Are client errors server or client sided? If it is client sided, do you know were this check is happening?

[giniyat101]

@giniyat101 can i ask you something?
Are client errors server or client sided? If it is client sided, do you know were this check is happening?

i think all of them are server sided
even this 28_x client error, i dont know exactly how it works, but i think a checksum is made on client and sent to the server, which produces a client error if it didnt match.

[iiMix]

-Snip as not to lengthen the page-

Thank you! If I encounter any problems I will post them here

Also, I think client errors are client-sided because if they weren't it wasn't going to be allowed on certain rooms and others not.

Example:
Speed Hacking at Resort is not detected/doesn't get a client error, since speed increasing is used when using "G Skill"


Also, what I meant by AUX Server is, having the group of hackers using my hack to be able to send messages to all hackers using my hack too.

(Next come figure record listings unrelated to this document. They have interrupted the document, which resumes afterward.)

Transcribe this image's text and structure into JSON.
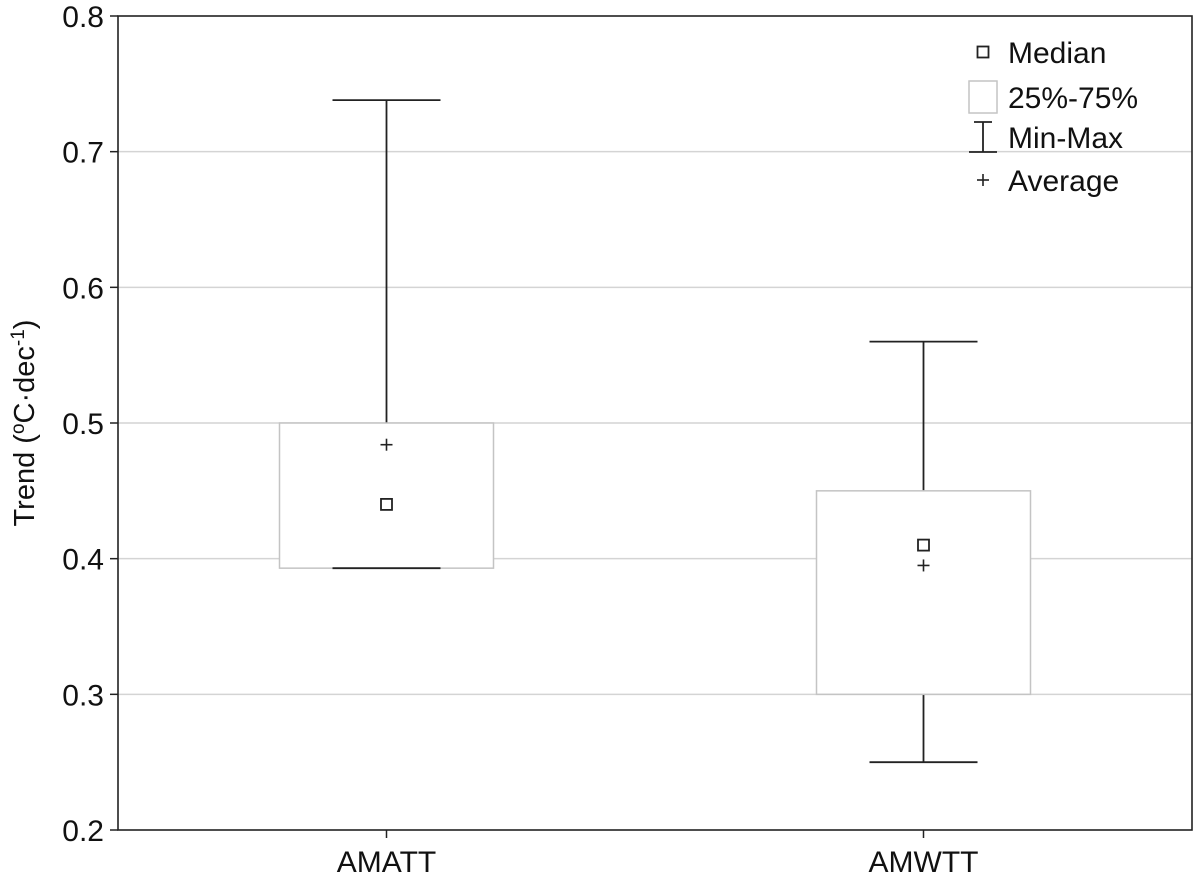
{
  "chart_data": {
    "type": "box",
    "title": "",
    "xlabel": "",
    "ylabel": {
      "prefix": "Trend (",
      "degree": "o",
      "unit": "C·dec",
      "exponent": "-1",
      "suffix": ")"
    },
    "ylim": [
      0.2,
      0.8
    ],
    "yticks": [
      "0.2",
      "0.3",
      "0.4",
      "0.5",
      "0.6",
      "0.7",
      "0.8"
    ],
    "grid": true,
    "legend_position": "top-right",
    "legend": [
      {
        "key": "median",
        "label": "Median",
        "marker": "square"
      },
      {
        "key": "iqr",
        "label": "25%-75%",
        "marker": "box"
      },
      {
        "key": "range",
        "label": "Min-Max",
        "marker": "whisker"
      },
      {
        "key": "mean",
        "label": "Average",
        "marker": "plus"
      }
    ],
    "categories": [
      "AMATT",
      "AMWTT"
    ],
    "boxes": [
      {
        "category": "AMATT",
        "min": 0.393,
        "q1": 0.393,
        "median": 0.44,
        "q3": 0.5,
        "max": 0.738,
        "mean": 0.484
      },
      {
        "category": "AMWTT",
        "min": 0.25,
        "q1": 0.3,
        "median": 0.41,
        "q3": 0.45,
        "max": 0.56,
        "mean": 0.395
      }
    ]
  }
}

Like a mini server I will launch just for chatting or showing things, etc...

[bandi12]

Also, I think client errors are client-sided because if they weren't it wasn't going to be allowed on certain rooms and others not.

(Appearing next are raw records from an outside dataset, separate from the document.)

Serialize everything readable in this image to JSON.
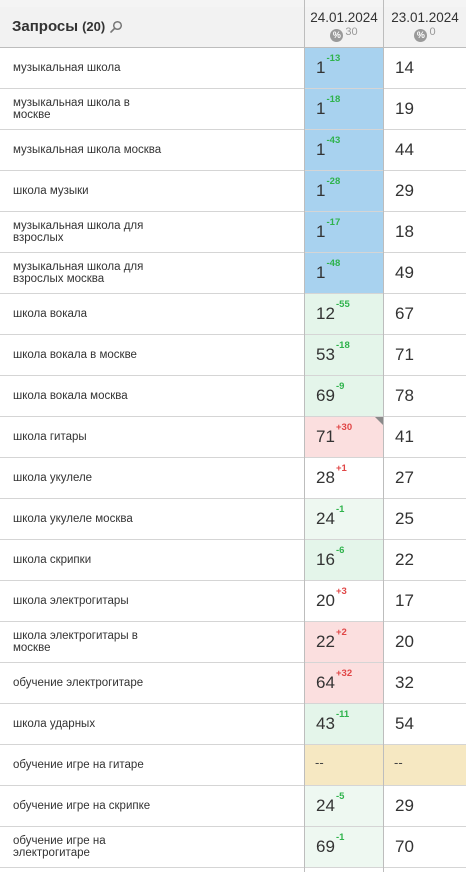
{
  "header": {
    "title": "Запросы",
    "count": "(20)",
    "dates": [
      {
        "date": "24.01.2024",
        "value": "30"
      },
      {
        "date": "23.01.2024",
        "value": "0"
      }
    ]
  },
  "rows": [
    {
      "query": "музыкальная школа",
      "pos1": "1",
      "delta": "-13",
      "dir": "up",
      "pos2": "14",
      "bg": "top"
    },
    {
      "query": "музыкальная школа в москве",
      "pos1": "1",
      "delta": "-18",
      "dir": "up",
      "pos2": "19",
      "bg": "top"
    },
    {
      "query": "музыкальная школа москва",
      "pos1": "1",
      "delta": "-43",
      "dir": "up",
      "pos2": "44",
      "bg": "top"
    },
    {
      "query": "школа музыки",
      "pos1": "1",
      "delta": "-28",
      "dir": "up",
      "pos2": "29",
      "bg": "top"
    },
    {
      "query": "музыкальная школа для взрослых",
      "pos1": "1",
      "delta": "-17",
      "dir": "up",
      "pos2": "18",
      "bg": "top"
    },
    {
      "query": "музыкальная школа для взрослых москва",
      "pos1": "1",
      "delta": "-48",
      "dir": "up",
      "pos2": "49",
      "bg": "top"
    },
    {
      "query": "школа вокала",
      "pos1": "12",
      "delta": "-55",
      "dir": "up",
      "pos2": "67",
      "bg": "good"
    },
    {
      "query": "школа вокала в москве",
      "pos1": "53",
      "delta": "-18",
      "dir": "up",
      "pos2": "71",
      "bg": "good"
    },
    {
      "query": "школа вокала москва",
      "pos1": "69",
      "delta": "-9",
      "dir": "up",
      "pos2": "78",
      "bg": "good"
    },
    {
      "query": "школа гитары",
      "pos1": "71",
      "delta": "+30",
      "dir": "down",
      "pos2": "41",
      "bg": "bad",
      "corner": true
    },
    {
      "query": "школа укулеле",
      "pos1": "28",
      "delta": "+1",
      "dir": "down",
      "pos2": "27",
      "bg": "none"
    },
    {
      "query": "школа укулеле москва",
      "pos1": "24",
      "delta": "-1",
      "dir": "up",
      "pos2": "25",
      "bg": "faint"
    },
    {
      "query": "школа скрипки",
      "pos1": "16",
      "delta": "-6",
      "dir": "up",
      "pos2": "22",
      "bg": "good"
    },
    {
      "query": "школа электрогитары",
      "pos1": "20",
      "delta": "+3",
      "dir": "down",
      "pos2": "17",
      "bg": "none"
    },
    {
      "query": "школа электрогитары в москве",
      "pos1": "22",
      "delta": "+2",
      "dir": "down",
      "pos2": "20",
      "bg": "bad"
    },
    {
      "query": "обучение электрогитаре",
      "pos1": "64",
      "delta": "+32",
      "dir": "down",
      "pos2": "32",
      "bg": "bad"
    },
    {
      "query": "школа ударных",
      "pos1": "43",
      "delta": "-11",
      "dir": "up",
      "pos2": "54",
      "bg": "good"
    },
    {
      "query": "обучение игре на гитаре",
      "pos1": "--",
      "delta": "",
      "dir": "",
      "pos2": "--",
      "bg": "na"
    },
    {
      "query": "обучение игре на скрипке",
      "pos1": "24",
      "delta": "-5",
      "dir": "up",
      "pos2": "29",
      "bg": "faint"
    },
    {
      "query": "обучение игре на электрогитаре",
      "pos1": "69",
      "delta": "-1",
      "dir": "up",
      "pos2": "70",
      "bg": "faint"
    }
  ],
  "colors": {
    "top": "#a8d2ef",
    "good": "#e4f5ea",
    "bad": "#fbdfdf",
    "na": "#f6e8c2",
    "delta_up": "#2fb34c",
    "delta_down": "#e04646"
  }
}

Maybe some of them , but most of client error's are server sided , your client just get a data packet that you were disconnected from the server.

[[\/]illager]

Also, I think client errors are client-sided because if they weren't it wasn't going to be allowed on certain rooms and others not.

Example:
Speed Hacking at Resort is not detected/doesn't get a client error, since speed increasing is used when using "G Skill"

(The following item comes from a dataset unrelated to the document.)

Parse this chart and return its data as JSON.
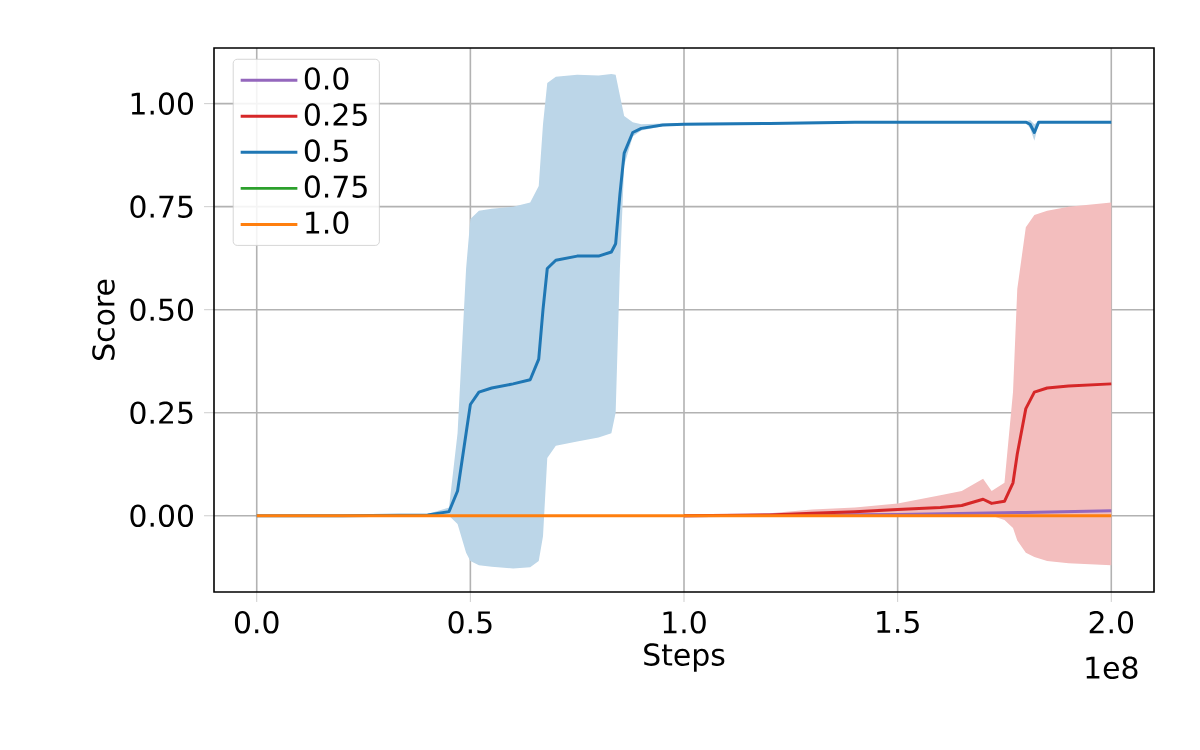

The server can act differently in different maps and game mods, as an example you can have that weird TDM map were there is low gravity and super jump platforms and the game-mode you talked about. And I think that making client errors client sided would be a huge mistake because it would be easy to bypass. All the client does is receive a packet from the server with the reason for being disconnected, by the time it arrives you are probably already disconnected or being disconnected and nothing can be done about that infortunatly..

I just don't understand why they don't make the servers full authoritative .. That would stop a lot of common and easy to make hacks like no reload, speed hacking, etc..

[giniyat101]

Thank you! If I encounter any problems I will post them here

Also, I think client errors are client-sided because if they weren't it wasn't going to be allowed on certain rooms and others not.

Example:
Speed Hacking at Resort is not detected/doesn't get a client error, since speed increasing is used when using "G Skill"


Also, what I meant by AUX Server is, having the group of hackers using my hack to be able to send messages to all hackers using my hack too. Like a mini server I will launch just for chatting or showing things, etc...

i agree with villager's opinion here, maybe the server is just checking if you exceed a speed limit of each map, and in your case, using speed hack doesnt exceed the limit since g-skill players might get the same speed in a legit way
shooting through walls using a shotgun doesnt give you a client error since its ordinary for a shotgun to have bullet spread, and even if you aiming at a wall, a bullet or two may spread out and hit someone (or at least developers think so)

and about that aux server, since it will be a mini server running on your own, it will be no problem to deal with it too.